Week #1: Introduction to digital sound processing, a short synopsis of the course content and aim. Basic definitions for signals and systems, discrimination of analogue and digital ones. Advantages of digital processing methods. Brief historic evolution of digital sound processors. Typical structure of digital systems targeted to audio applications.

Week #2: Principles of digital sound: analogue to digital conversion. Sampling theory: foundations and the aliasing effect in both time and frequency domains. Antialiasing and reconstruction filters, typical impulse and frequency responses. Sampling jitter as a common distortion type.

Week #3: Analogue to digital conversion: quantisation as a noise source model. Dynamic range definition and its relation to the sound to noise ratio metric. Typical dynamic ranges for common digital audio systems and applications. Coding of multi-dimensional signals.

Week #4: Advanced topics of analogue to digital conversion. Oversampling theory and practice. The effects of oversampling on noise and bit resolution.

Week #5: Reduction of distortions imposed by quantisation. Dithering theory, dither as a stochastic process: Dithering statistics and implementation issues. Quantisation and clipping. Noise-shaping techniques for quantisation noise perceptual reduction.

Week #6: Mathematical representation of digital processing systems.

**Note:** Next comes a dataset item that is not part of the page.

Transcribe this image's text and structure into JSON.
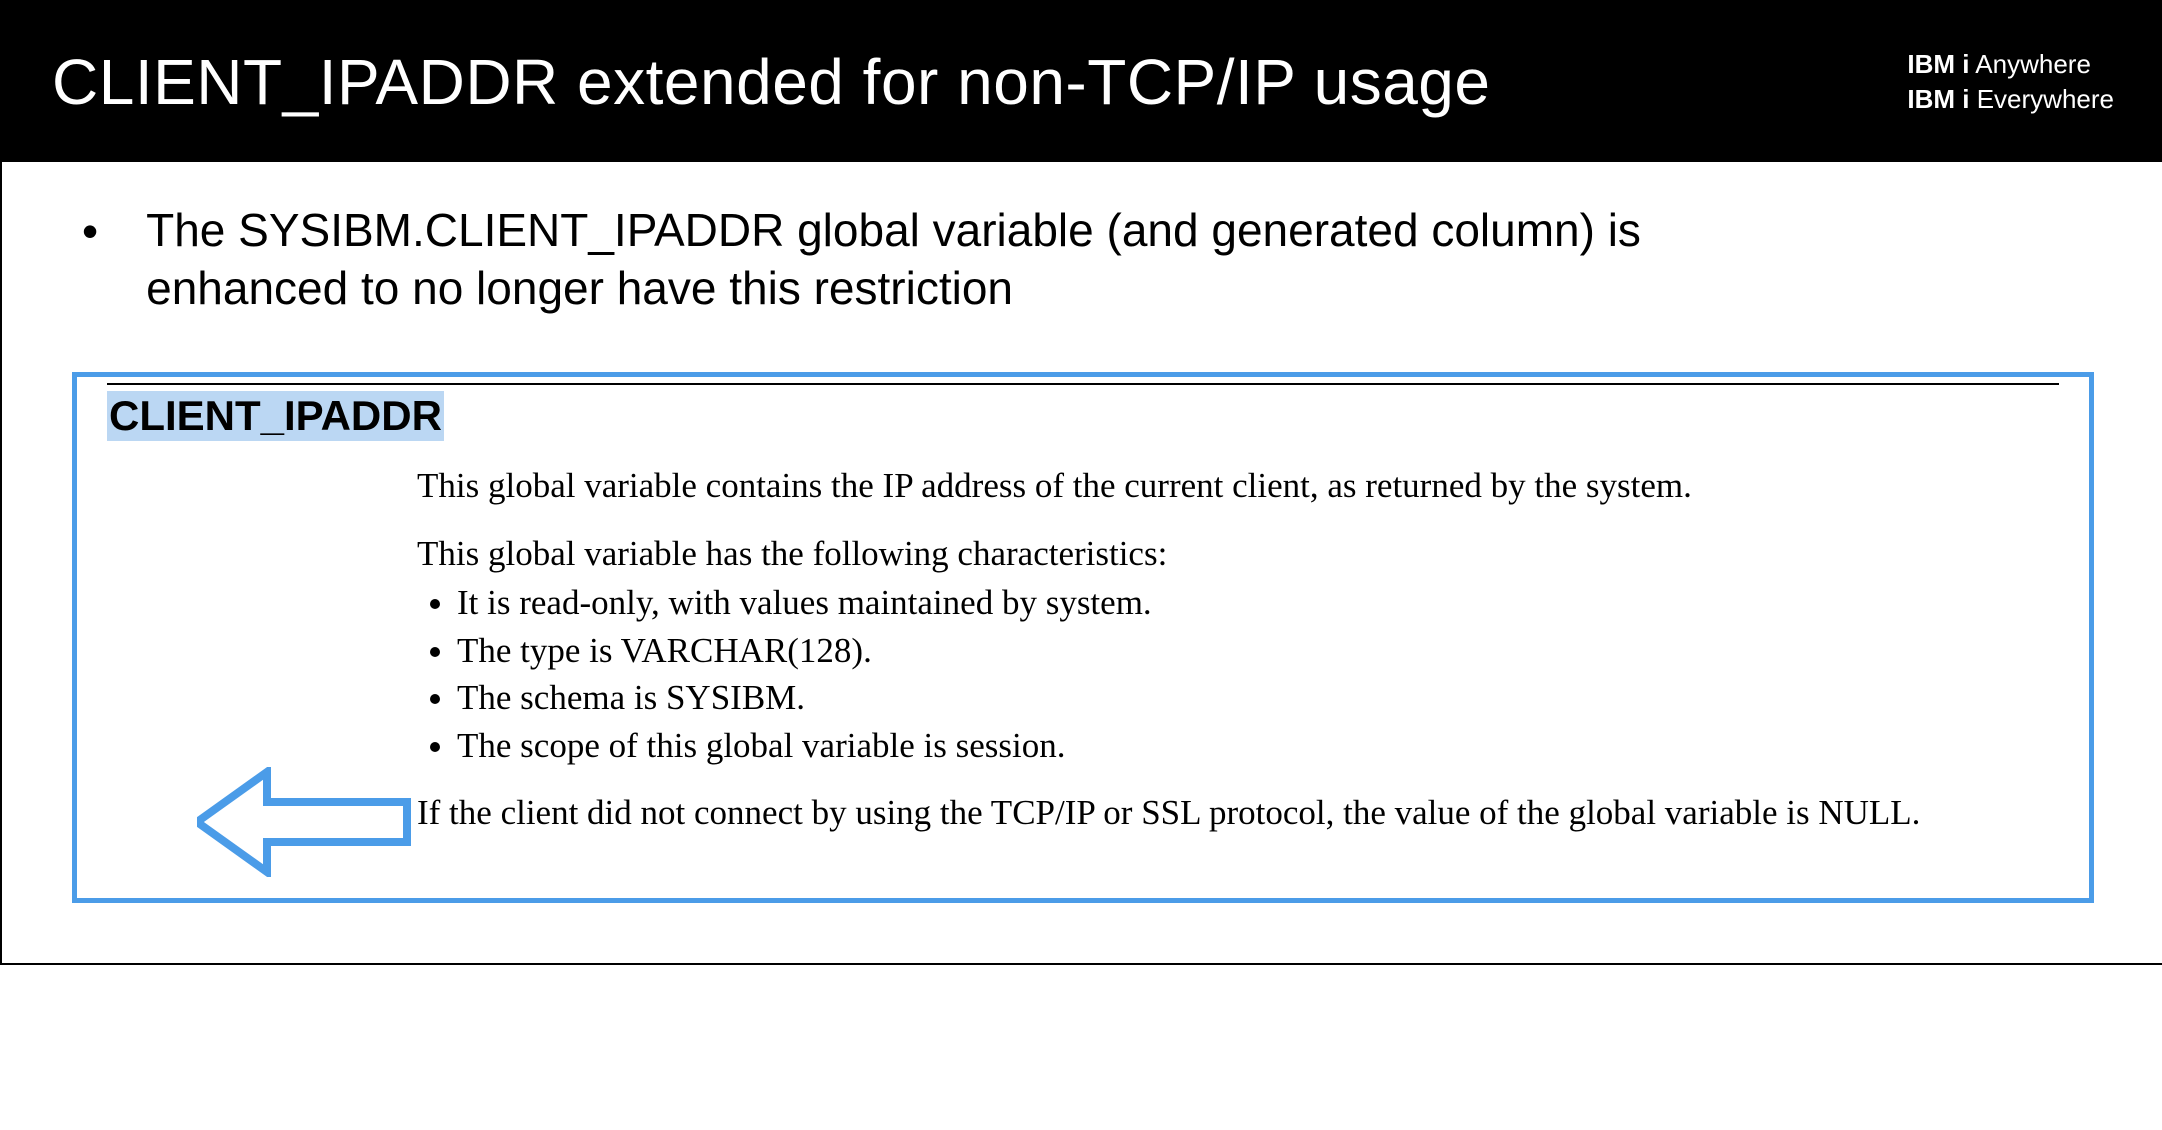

Linear difference equations. Digital processing algorithms categorisation. Real and non-real time processing: a comparison of the functional requirements. Typical types of digital signals: the delta function and its importance for estimating a system’s impulse response.

Week #7: Dynamic range digital processors: the simple gain filter, mathematic description and response. The concept of gain and amplification. Sound signal peak normalization. Compression and expansion techniques. Special cases: noise gating. Electric guitar distortion effects and ring modulation techniques. Development and applications of stereo tremolo effects.

Week #8: Additional types of dynamic range processing: RMS normalization. Fade-in and fade-out effects. Cross-fading approaches for wavetable sound synthesis. Common time windowing functions. ADSR envelopes for dynamics control.

Week #9: Spatial sound positioning: simple balance technique for stereo audio productions. Amplitude panning techniques. Digital sound signals addition and mixing.

Week #10: Memory based signal processing. Digital memory dynamic management for real and non-real time applications. Digital memory organization, buffering basic definitions. Common memory management types: stacks, queues and circular buffers. Simple memory-based digital processing systems: the simple delay processing unit.

Week #11: Digital filters for audio applications: a comparison with the analogue processing world. Filter types: FIR and IIR filtering. FIR and IIR filter design issues and examples, such as comb filters.

Week #12: Digital signal representation in the frequency domain. The discrete and fast fourier transform. Window functions and their necessity for optimal frequency domain representation. Spectrogram definition and applications. Filtering in different frequency bands. 

Week #13: Typical digital filter types: the simple delay filter as the basis for developing advanced filters, such as flanger, chorus, slapback and echo. Reverberation effects: theory and practical implementation issues. Equalization and filter banks. Digital filters for interactive environments.

Suggested Bibliography:

Udo Zölzer  (ed.), “DAFX - Digital Audio Effects (Second Edition)”, John Wiley & Sons, 2011, ISBN: 978-0-470-66599-2.

Ken Pohlmann, “Principles of Digital Audio, Sixth Edition”, McGraw-Hill Education, 2010, ISBN: 978-0071663465.

Teaching Methods:

Digital / multimedia content is offered to all students that covers all the theoretical and practical concepts covered by the course. This content is accessible via the institutional e-class platform. Additional laboratory work allows better understanding of specific theoretical terms and concepts.

New Technologies:

Enhanced by multimedia content.
The learning process is supported by the asyncrhonous e-learning platform e-class.

Evaluation Methods:

Course evaluation is performed by written exams.